A few weeks back the CNBC web site had a clip from Jim Cramer’s frenetic show Mad Money, titled: “Cramer: Filter out the noise!” Donning noise-cancelling headphones for dramatic effect, the animated market commentator counseled investors not to be scared off by certain negative headlines when evaluating stocks to buy.

When the noisiest voice in investing advises viewers to ignore the noise, is that hypocrisy or just irony?

Ignore more than headlines

Cramer has a reputation for sometimes going a little too far, but in this case I feel he doesn’t go nearly far enough. In the clip, he says ignore headlines that might dampen your enthusiasm for an appealing stock story. I say ignore headlines, but also ignore economic indicators, analyst ratings, historic price charts, and the can’t-miss advice of celebrity stock pickers like Jim Cramer.

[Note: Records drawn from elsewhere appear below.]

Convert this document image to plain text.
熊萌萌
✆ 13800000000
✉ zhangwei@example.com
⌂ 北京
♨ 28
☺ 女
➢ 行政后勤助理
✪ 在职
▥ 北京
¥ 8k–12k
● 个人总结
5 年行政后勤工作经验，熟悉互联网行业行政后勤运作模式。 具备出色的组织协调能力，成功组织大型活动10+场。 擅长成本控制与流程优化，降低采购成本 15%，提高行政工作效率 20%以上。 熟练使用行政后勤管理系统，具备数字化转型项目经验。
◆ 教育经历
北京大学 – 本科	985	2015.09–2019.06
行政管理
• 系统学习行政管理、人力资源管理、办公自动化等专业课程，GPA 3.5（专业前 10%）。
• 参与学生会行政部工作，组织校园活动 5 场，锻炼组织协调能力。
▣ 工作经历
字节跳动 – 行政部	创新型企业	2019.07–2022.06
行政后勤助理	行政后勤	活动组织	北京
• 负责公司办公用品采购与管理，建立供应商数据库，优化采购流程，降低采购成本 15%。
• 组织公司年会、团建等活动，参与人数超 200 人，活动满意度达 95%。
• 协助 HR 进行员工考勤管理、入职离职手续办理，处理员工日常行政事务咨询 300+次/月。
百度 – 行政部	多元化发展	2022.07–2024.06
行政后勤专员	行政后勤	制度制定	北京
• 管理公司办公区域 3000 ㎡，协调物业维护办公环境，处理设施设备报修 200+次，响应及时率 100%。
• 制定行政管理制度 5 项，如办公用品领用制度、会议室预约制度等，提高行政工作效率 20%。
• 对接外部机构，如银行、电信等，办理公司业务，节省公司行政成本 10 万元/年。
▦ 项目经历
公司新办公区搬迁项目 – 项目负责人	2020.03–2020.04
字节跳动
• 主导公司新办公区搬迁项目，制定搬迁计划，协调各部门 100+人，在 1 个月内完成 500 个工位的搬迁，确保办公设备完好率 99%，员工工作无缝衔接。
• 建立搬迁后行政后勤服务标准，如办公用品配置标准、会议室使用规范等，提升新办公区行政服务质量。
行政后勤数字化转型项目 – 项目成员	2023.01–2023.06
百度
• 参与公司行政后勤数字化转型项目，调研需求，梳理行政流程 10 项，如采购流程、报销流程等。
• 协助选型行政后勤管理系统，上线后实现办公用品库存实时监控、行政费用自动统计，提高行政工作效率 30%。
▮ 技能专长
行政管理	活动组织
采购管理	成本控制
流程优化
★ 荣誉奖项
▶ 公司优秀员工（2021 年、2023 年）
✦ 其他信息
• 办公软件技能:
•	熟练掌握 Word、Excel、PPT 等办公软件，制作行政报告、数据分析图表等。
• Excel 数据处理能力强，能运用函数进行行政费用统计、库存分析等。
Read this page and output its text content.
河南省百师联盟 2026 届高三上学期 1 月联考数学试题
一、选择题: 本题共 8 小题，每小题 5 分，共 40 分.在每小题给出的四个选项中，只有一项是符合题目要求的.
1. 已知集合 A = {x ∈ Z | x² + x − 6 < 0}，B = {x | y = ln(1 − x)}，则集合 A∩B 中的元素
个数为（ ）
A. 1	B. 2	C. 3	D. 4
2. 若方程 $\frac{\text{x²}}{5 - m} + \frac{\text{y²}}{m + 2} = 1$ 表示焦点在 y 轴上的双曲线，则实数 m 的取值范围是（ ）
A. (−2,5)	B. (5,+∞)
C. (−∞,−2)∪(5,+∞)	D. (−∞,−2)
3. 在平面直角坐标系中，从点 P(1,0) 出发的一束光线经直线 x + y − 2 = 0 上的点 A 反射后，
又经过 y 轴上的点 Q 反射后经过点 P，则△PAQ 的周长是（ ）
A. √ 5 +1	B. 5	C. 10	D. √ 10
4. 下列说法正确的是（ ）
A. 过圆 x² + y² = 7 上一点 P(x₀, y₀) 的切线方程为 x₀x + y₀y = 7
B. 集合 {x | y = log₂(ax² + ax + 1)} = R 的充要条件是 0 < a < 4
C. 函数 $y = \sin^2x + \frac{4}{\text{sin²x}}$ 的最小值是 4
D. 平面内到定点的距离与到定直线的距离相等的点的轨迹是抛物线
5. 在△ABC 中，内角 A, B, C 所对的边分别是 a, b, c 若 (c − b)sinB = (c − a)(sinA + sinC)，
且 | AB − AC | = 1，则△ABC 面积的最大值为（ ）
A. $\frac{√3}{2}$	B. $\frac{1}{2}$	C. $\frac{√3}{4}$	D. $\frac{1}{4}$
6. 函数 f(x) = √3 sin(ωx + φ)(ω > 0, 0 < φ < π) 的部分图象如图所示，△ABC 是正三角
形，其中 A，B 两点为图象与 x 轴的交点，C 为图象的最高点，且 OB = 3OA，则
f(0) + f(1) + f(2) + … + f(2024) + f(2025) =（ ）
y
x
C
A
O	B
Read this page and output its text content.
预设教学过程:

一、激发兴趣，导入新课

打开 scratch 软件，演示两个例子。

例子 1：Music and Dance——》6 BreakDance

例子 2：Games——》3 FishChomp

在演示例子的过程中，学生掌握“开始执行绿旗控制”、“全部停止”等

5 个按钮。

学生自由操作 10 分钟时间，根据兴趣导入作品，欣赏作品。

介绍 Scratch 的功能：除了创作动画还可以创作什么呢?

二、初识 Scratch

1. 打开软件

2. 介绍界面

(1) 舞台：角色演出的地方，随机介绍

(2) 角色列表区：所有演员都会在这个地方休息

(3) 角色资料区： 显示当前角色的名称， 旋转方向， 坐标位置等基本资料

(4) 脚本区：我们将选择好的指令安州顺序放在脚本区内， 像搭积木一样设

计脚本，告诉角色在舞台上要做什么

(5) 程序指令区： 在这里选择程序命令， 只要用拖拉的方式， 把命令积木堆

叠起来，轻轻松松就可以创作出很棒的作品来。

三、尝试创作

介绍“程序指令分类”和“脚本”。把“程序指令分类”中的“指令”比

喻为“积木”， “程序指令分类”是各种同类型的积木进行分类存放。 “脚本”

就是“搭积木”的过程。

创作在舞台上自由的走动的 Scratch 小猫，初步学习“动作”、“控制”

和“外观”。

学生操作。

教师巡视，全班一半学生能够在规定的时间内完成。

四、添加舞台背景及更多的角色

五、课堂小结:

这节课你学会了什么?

He says dare to ignore information that runs counter to his picks and pets. I say dare to ignore everything he says too. Or better yet, turn off the TV and go for a run with the dog.

He says pick your stocks carefully, based on knowledge, not rumors. I say don’t try to pick stocks based on any noise that comes out of any electronic device of any kind. In fact, I say don’t pick individual stocks, period. I feel investors are much better served by building a diversified portfolio of index ETFs.

Don’t try to predict the unpredictable

A well-designed index ETF may contain hundreds or thousands of stocks or bonds. Containing so many different securities, its performance will capture the innate risk and return characteristics of the entire asset class, not just the unpredictable performance of one unpredictable stock.

Last week I discussed the perception that index investments purposely deliver mediocre mid-pack performance. Data tells a different story – by capturing asset class returns, indexes frequently outperform actively managed funds. In fact, in 2011, benchmark indexes across all equity types beat 84 percent of active funds.

Recognize entertainment when you see it

I give Cramer credit. He makes boring company analysis interesting and often dazzles with encyclopedic knowledge on blue chips stocks and unknown startups alike.

I certainly don’t embrace, condone, or encourage his trader mentality or his methodology, which is all about stock picking and market timing, but for enthusiasm he’s the undisputed champion. Hopefully his high-energy style leads more people to think about the importance of investing for their futures.

I suggest we all accept his show for what it is, real entertainment. Cramer attracts eyeballs to CNBC and its web site. He sells ads and gives the network a considerable burst of personality. That’s his job and he does it well.

If you watch, know that it’s entertainment, not disciplined investment advice. And be sure to filter out the noise.